Distorções à esquerda

A cineasta Petra Costa, magnata e herdeira da Construtora Andrade Gutierrez, costurou uma história frágil e nebulosa ao produzir o documentário Democracia em vertigem, indicado ao Oscar.

O documentário é uma inequívoca propaganda do PT com o intuito de disseminar no exterior a fantasiosa versão de que Lula da Silva e Dona Dilma Rousseff foram perseguidos por autoridades e instituições do Brasil.

Os petistas se alvoroçaram com a possibilidade de o documentário ganhar a estatueta americana. Se o filme tivesse sido vitorioso, eles teriam atingido o orgasmo político.

O documentário dá ênfase às imagens de Lula da Silva em abril de 2018, no Sindicato dos Metalúrgicos do ABC, em São Bernardo do Campo, antes de ser preso.

Pessoas atentas já diziam naqueles dois dias, em São Bernardo do Campo, que a enrolação de Lula antes de se entregar à Polícia Federal era para que as imagens corressem o mundo numa espécie de denúncia. Dito e feito: a cineasta petista usou as imagens no documentário, ad nauseam.

Mas a Academia de Hollywood não engoliu a bazófia petista. A história mal contada no documentário pode ter servido para muita coisa, menos para convencer os jurados.

Depois do fiasco, jornalistas lulistas dizem que a Academia de Hollywood analisou somente os critérios técnicos do documentário e por isso o filme perdeu o Oscar. Risível.

O documentário, por óbvio, também teve o intuito de resgatar a história da Construtora Andrade Gutierrez, que pertence à família da cineasta. Uma tentativa mal sucedida de afastar a construtora dos escombros dos escândalos de corrupção dos governos petistas, incursão na Lava Jato, etc.

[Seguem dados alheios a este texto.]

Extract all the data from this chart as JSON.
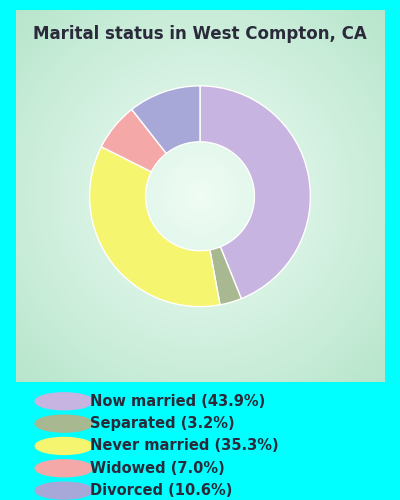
{
  "title": "Marital status in West Compton, CA",
  "outer_bg": "#00FFFF",
  "chart_bg_corners": [
    "#b8e8d0",
    "#e8f8f0",
    "#b8e8d0"
  ],
  "chart_bg_color": "#cceedd",
  "slices": [
    {
      "label": "Now married (43.9%)",
      "value": 43.9,
      "color": "#c8b4e0"
    },
    {
      "label": "Separated (3.2%)",
      "value": 3.2,
      "color": "#a8b890"
    },
    {
      "label": "Never married (35.3%)",
      "value": 35.3,
      "color": "#f5f570"
    },
    {
      "label": "Widowed (7.0%)",
      "value": 7.0,
      "color": "#f5a8a8"
    },
    {
      "label": "Divorced (10.6%)",
      "value": 10.6,
      "color": "#a8a8d8"
    }
  ],
  "legend_labels": [
    "Now married (43.9%)",
    "Separated (3.2%)",
    "Never married (35.3%)",
    "Widowed (7.0%)",
    "Divorced (10.6%)"
  ],
  "legend_colors": [
    "#c8b4e0",
    "#a8b890",
    "#f5f570",
    "#f5a8a8",
    "#a8a8d8"
  ],
  "title_fontsize": 12,
  "legend_fontsize": 10.5,
  "start_angle": 90,
  "donut_width": 0.38
}
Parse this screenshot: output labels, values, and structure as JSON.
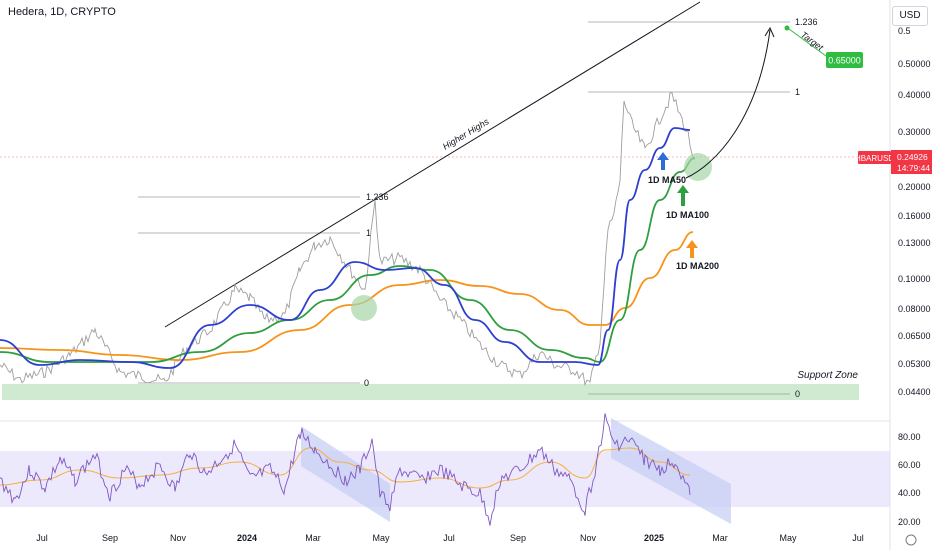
{
  "header": {
    "title": "Hedera, 1D, CRYPTO",
    "currency": "USD"
  },
  "chart_data": {
    "type": "line",
    "price_axis": {
      "scale": "log",
      "ticks": [
        "0.50000",
        "0.40000",
        "0.30000",
        "0.20000",
        "0.16000",
        "0.13000",
        "0.10000",
        "0.08000",
        "0.06500",
        "0.05300",
        "0.04400"
      ],
      "top_tick_partial": "0.5"
    },
    "rsi_axis": {
      "ticks": [
        "80.00",
        "60.00",
        "40.00",
        "20.00"
      ]
    },
    "time_axis": {
      "ticks": [
        "Jul",
        "Sep",
        "Nov",
        "2024",
        "Mar",
        "May",
        "Jul",
        "Sep",
        "Nov",
        "2025",
        "Mar",
        "May",
        "Jul"
      ]
    },
    "symbol": {
      "name": "HBARUSD",
      "price": "0.24926",
      "countdown": "14:79:44",
      "color": "#f23645"
    },
    "target": {
      "label": "Target",
      "value": "0.65000",
      "color": "#2ebd40"
    },
    "fib_levels": [
      {
        "label": "1.236",
        "group": "first"
      },
      {
        "label": "1",
        "group": "first"
      },
      {
        "label": "0",
        "group": "first"
      },
      {
        "label": "1.236",
        "group": "second"
      },
      {
        "label": "1",
        "group": "second"
      },
      {
        "label": "0",
        "group": "second"
      }
    ],
    "annotations": {
      "higher_highs": "Higher Highs",
      "support_zone": "Support Zone",
      "ma50": "1D MA50",
      "ma100": "1D MA100",
      "ma200": "1D MA200"
    },
    "series": [
      {
        "name": "1D MA50",
        "color": "#2f3fd0"
      },
      {
        "name": "1D MA100",
        "color": "#2f9e3f"
      },
      {
        "name": "1D MA200",
        "color": "#f7931a"
      }
    ],
    "colors": {
      "price": "#9e9e9e",
      "rsi": "#7e57c2",
      "rsi_ma": "#f5b041",
      "support": "#c8e6c9",
      "rsi_band": "#e8e4fb",
      "channel": "#c5cdf3"
    }
  }
}
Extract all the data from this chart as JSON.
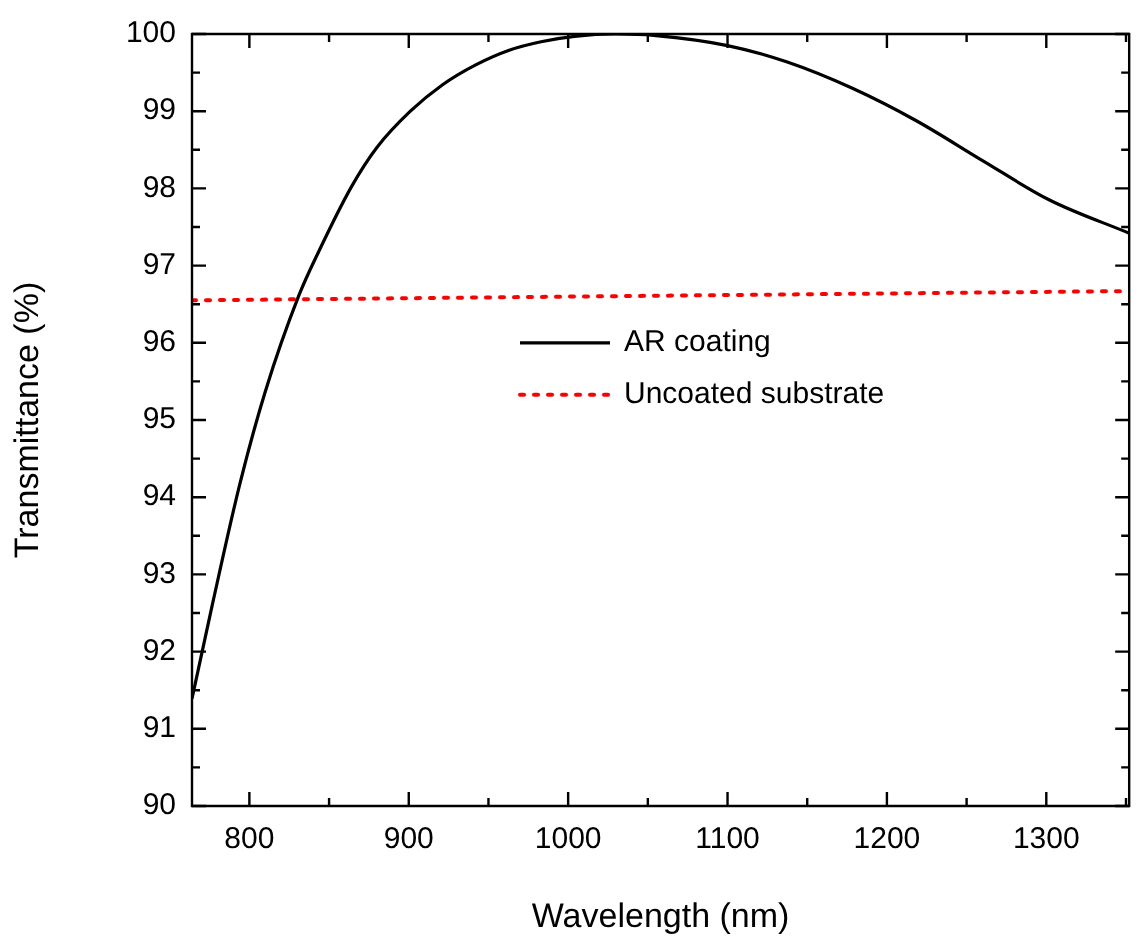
{
  "chart_data": {
    "type": "line",
    "xlabel": "Wavelength (nm)",
    "ylabel": "Transmittance (%)",
    "xlim": [
      764,
      1352
    ],
    "ylim": [
      90,
      100
    ],
    "xticks": [
      {
        "value": 800,
        "label": "800"
      },
      {
        "value": 850,
        "label": null
      },
      {
        "value": 900,
        "label": "900"
      },
      {
        "value": 950,
        "label": null
      },
      {
        "value": 1000,
        "label": "1000"
      },
      {
        "value": 1050,
        "label": null
      },
      {
        "value": 1100,
        "label": "1100"
      },
      {
        "value": 1150,
        "label": null
      },
      {
        "value": 1200,
        "label": "1200"
      },
      {
        "value": 1250,
        "label": null
      },
      {
        "value": 1300,
        "label": "1300"
      },
      {
        "value": 1350,
        "label": null
      }
    ],
    "yticks": [
      90,
      {
        "value": 90.5,
        "label": null
      },
      91,
      {
        "value": 91.5,
        "label": null
      },
      92,
      {
        "value": 92.5,
        "label": null
      },
      93,
      {
        "value": 93.5,
        "label": null
      },
      94,
      {
        "value": 94.5,
        "label": null
      },
      95,
      {
        "value": 95.5,
        "label": null
      },
      96,
      {
        "value": 96.5,
        "label": null
      },
      97,
      {
        "value": 97.5,
        "label": null
      },
      98,
      {
        "value": 98.5,
        "label": null
      },
      99,
      {
        "value": 99.5,
        "label": null
      },
      100
    ],
    "grid": false,
    "legend": "center",
    "marker": "none",
    "series": [
      {
        "name": "AR coating",
        "color": "#000000",
        "line_style": "solid",
        "x": [
          764,
          777,
          794,
          810,
          831,
          843,
          864,
          880,
          901,
          921,
          942,
          963,
          983,
          1004,
          1030,
          1055,
          1100,
          1137,
          1178,
          1219,
          1260,
          1302,
          1352
        ],
        "values": [
          91.39,
          92.63,
          94.17,
          95.37,
          96.61,
          97.16,
          98.02,
          98.53,
          99.0,
          99.34,
          99.6,
          99.79,
          99.9,
          99.97,
          100.0,
          99.98,
          99.85,
          99.64,
          99.3,
          98.87,
          98.36,
          97.85,
          97.42
        ]
      },
      {
        "name": "Uncoated substrate",
        "color": "#ff0000",
        "line_style": "dotted",
        "x": [
          764,
          1352
        ],
        "values": [
          96.55,
          96.67
        ]
      }
    ]
  }
}
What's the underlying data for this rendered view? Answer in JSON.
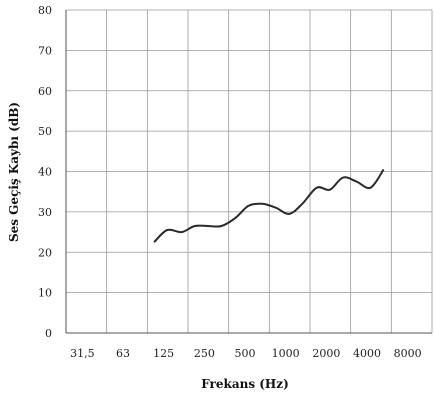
{
  "chart_data": {
    "type": "line",
    "xlabel": "Frekans  (Hz)",
    "ylabel": "Ses Geçiş Kaybı (dB)",
    "x_ticks": [
      "31,5",
      "63",
      "125",
      "250",
      "500",
      "1000",
      "2000",
      "4000",
      "8000"
    ],
    "y_ticks": [
      "0",
      "10",
      "20",
      "30",
      "40",
      "50",
      "60",
      "70",
      "80"
    ],
    "ylim": [
      0,
      80
    ],
    "x_scale": "log",
    "grid": true,
    "series": [
      {
        "x": [
          100,
          125,
          160,
          200,
          250,
          315,
          400,
          500,
          630,
          800,
          1000,
          1250,
          1600,
          2000,
          2500,
          3150,
          4000,
          5000
        ],
        "values": [
          22.5,
          25.5,
          25.0,
          26.5,
          26.5,
          26.5,
          28.5,
          31.5,
          32.0,
          31.0,
          29.5,
          32.0,
          36.0,
          35.5,
          38.5,
          37.5,
          36.0,
          40.5
        ],
        "color": "#2a2a2a"
      }
    ]
  }
}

Empurrando-se a esquerda para um lado e a direita para outro, ambas comumente exaltadas, o cerne da discussão deve cingir-se ao óbvio: a fragilidade da narrativa da cineasta petista arranhou a história. Omitiu fatos, camuflou outros, deturpou o caminho da verdade política.

Nas entrelinhas, o documentário deixa entender que Dona Dilma Rousseff caiu porque não concordou com os banqueiros. Lorota. O ministro da Fazenda de Dilma, Joaquim Levy, foi indicado pela presidência do Bradesco. Quadro abalizado do banco, Levy fazia parte da superintendência da instituição.

Em nenhum momento a cineasta petista diz que o vice Michel Temer foi criteriosamente engendrado por Lula da Silva para compor a chapa presidencial de Dilma Rousseff por duas vezes seguidas. Logo, farinha do mesmo saco. Lula o empurrou goela abaixo de Dilma, porque Temer fazia parte das estratégias nem sempre confessáveis do ex-presidente.

Outro equívoco da cineasta: os movimentos que tomaram as ruas foram minimizados, de sorte que o documentário deu a entender que a sociedade estava satisfeita com o governo Dilma e que sua queda deu-se unicamente em razão de um golpe adrede estudado para tomada do poder, um complô da direita.

O documentário omitiu, certamente de propósito, que o processo jurídico-político do impeachment foi presidido pelo ministro petista do Supremo Tribunal Federal, Enrique Ricardo Lewandowiski, que rasgou o mandamento constitucional segundo o qual o presidente afastado fica inelegível por oito anos.

Lewandowiski construiu às escondidas, com o PT, uma tese esdrúxula e criou um precedente: permitiu que dona Dilma Rousseff perdesse o mandato, por vontade do Congresso Nacional, mas não perdesse o direito de disputar eleições. Isto não está na Constituição da República.

Assim, Dilma disputou uma vaga ao Senado Federal por Minas Gerais em 2018, mas os espertos mineiros não a conduziram à casa legislativa tal como queria Lewandowiski.

Lewandowiski e o PT ficaram com cara de galo. Os mineiros disseram não.

O documentário estendeu as razões do impeachment à ascensão do presidente Jair Bolsonaro ao poder. Outra ingenuidade. A vitória de Bolsonaro nas urnas de 2018 foi consequência do fragilizado período petista.

Democracia em vertigem nada acrescenta à história democrática do Brasil.

Um aprendiz de cineasta teria feito melhor, com uma vantagem: contado a verdade, sem distorções à esquerda.

O fato é que o documentário recheado de críticas da direita e elogiado pela esquerda não levou o Oscar.

Mas o nome do Brasil estava lá. Pena que a cineasta o tenha apequenado.